There is a difference between how North Carolina’s parole process works and how it works elsewhere, especially in the movies. One important difference is that the North Carolina Post-Release Supervision and Parole Commission does not meet with the offender to ask if he or she has been rehabilitated. Another, more complicated difference is how the commission participates in parole decisions under structured sentencing.
What is the commission? The Post-Release Supervision and Parole Commission is responsible for approving the release of offenders and the conditions of post-release supervision. It is an independent agency, separate from the Department of Public Safety, composed of four members each of whom is appointed by the governor to a four-year term.
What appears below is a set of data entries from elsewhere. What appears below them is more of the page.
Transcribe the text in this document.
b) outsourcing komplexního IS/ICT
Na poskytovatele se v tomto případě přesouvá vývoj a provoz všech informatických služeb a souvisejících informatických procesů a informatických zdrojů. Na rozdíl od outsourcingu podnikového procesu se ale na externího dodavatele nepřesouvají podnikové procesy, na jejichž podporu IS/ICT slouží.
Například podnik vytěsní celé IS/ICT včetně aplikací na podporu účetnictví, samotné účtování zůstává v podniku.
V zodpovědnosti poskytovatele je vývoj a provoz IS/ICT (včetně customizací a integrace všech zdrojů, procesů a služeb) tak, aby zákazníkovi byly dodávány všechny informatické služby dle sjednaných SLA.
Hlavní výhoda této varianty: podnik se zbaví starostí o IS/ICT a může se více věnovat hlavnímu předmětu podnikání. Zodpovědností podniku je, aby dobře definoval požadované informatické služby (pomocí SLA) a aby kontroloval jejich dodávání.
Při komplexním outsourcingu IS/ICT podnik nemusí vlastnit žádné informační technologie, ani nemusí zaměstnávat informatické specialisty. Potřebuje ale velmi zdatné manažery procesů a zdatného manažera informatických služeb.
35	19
The governor also has the authority to remove a commissioner for “misfeasance, malfeasance or nonfeasance” — that is, for abusing the position, misusing the authority of the position or failing to perform the duties as required.
Who is eligible for parole? Eligibility depends on how you define parole. If you are thinking of early release, where an offender would not serve the full sentence, eligibility would depend on the sentence and any credits earned while the offender was incarcerated. Credits for Good Time (good behavior) or Gained Time (participation in work or program activities) would take days off the sentence.
North Carolina followed that system under the Fair Sentencing Act of 1981. On Oct. 1, 1994, though, the Structured Sentencing Act went into effect. Parole — that is, parole for crimes committed after that date — does not follow the same credits and early release formula. In fact, the law eliminated that type of parole altogether.